Le président des États-Unis, Donald Trump, continue d’insister sur l’annexion du Groenland : « C’est à nous que cela sert », a réaffirmé le tycoon aux journalistes. La Maison Blanche a également qualifié de « fructueuse » la récente rencontre avec les ministres des Affaires étrangères du Danemark et du Groenland, annonçant la mise en place de groupes de travail chargés de poursuivre les « entretiens techniques sur l’acquisition du Groenland ».
Le vice-président et le secrétaire d’État étaient présents à cette réunion. Ce fut une rencontre fructueuse », a déclaré à la presse la porte-parole de la Maison Blanche, Karoline Leavitt. « C’était une bonne rencontre.
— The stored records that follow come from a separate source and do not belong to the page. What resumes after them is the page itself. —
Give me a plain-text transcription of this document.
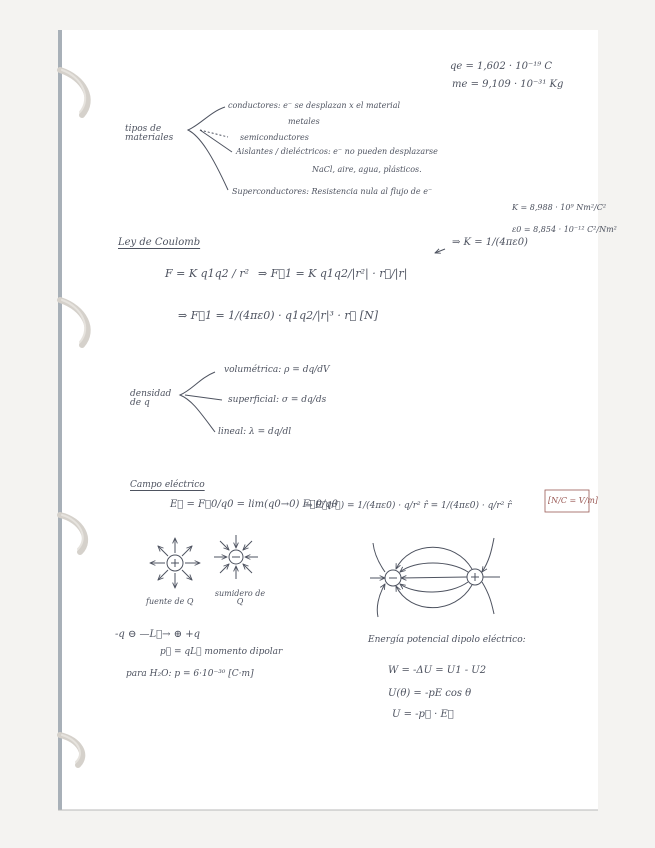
qe = 1,602 · 10⁻¹⁹ C
me = 9,109 · 10⁻³¹ Kg
K = 8,988 · 10⁹ Nm²/C²
ε0 = 8,854 · 10⁻¹² C²/Nm²
tipos de materiales
conductores: e⁻ se desplazan x el material
metales
semiconductores
Aislantes / dieléctricos: e⁻ no pueden desplazarse
NaCl, aire, agua, plásticos.
Superconductores: Resistencia nula al flujo de e⁻
Ley de Coulomb
F = K q1q2 / r² ⇒ F⃗1 = K q1q2/|r²| · r⃗/|r|
⇒ K = 1/(4πε0)
⇒ F⃗1 = 1/(4πε0) · q1q2/|r|³ · r⃗ [N]
densidad de q
volumétrica: ρ = dq/dV
superficial: σ = dq/ds
lineal: λ = dq/dl
Campo eléctrico
E⃗ = F⃗0/q0 = lim(q0→0) F⃗0/q0
⇒ E⃗(r⃗) = 1/(4πε0) · q/r² r̂ = 1/(4πε0) · q/r² r̂
[N/C = V/m]
fuente de Q
sumidero de Q
-q ⊖ —L⃗→ ⊕ +q
p⃗ = qL⃗ momento dipolar
para H₂O: p = 6·10⁻³⁰ [C·m]
Energía potencial dipolo eléctrico:
W = -ΔU = U1 - U2
U(θ) = -pE cos θ
U = -p⃗ · E⃗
Et à cette occasion, les deux parties ont convenu de mettre en place un groupe de travail composé de personnes qui continueront à tenir des entretiens techniques sur l’acquisition du Groenland ». Leavitt a ajouté que ces discussions devraient avoir lieu régulièrement, toutes les deux ou trois semaines.
Entre-temps, la première ministre danoise Mette Frederiksen rencontrera aujourd’hui et samedi une délégation du Congrès américain à Copenhague. Le chef du gouvernement groenlandais, Jens-Frederik Nielsen, participera également à la réunion, comme l’a indiqué une porte-parole du bureau de Frederiksen.
La délégation du Congrès américain, conduite par le sénateur démocrate Chris Coons, sera dans la capitale danoise pour des entretiens avec des dirigeants d’entreprises, des leaders politiques et des membres du Parlement danois. Le groupe comprend les sénateurs Coons, Dick Durbin, Peter Welch et Jeanne Shaheen pour le parti démocrate, ainsi que les républicains Thom Tillis et Lisa Murkowski. La Chambre des représentants sera représentée par les démocrates Steny Hoyer, Gregory Meeks, Madeleine Dean, Sara Jacobs et Sarah McBride.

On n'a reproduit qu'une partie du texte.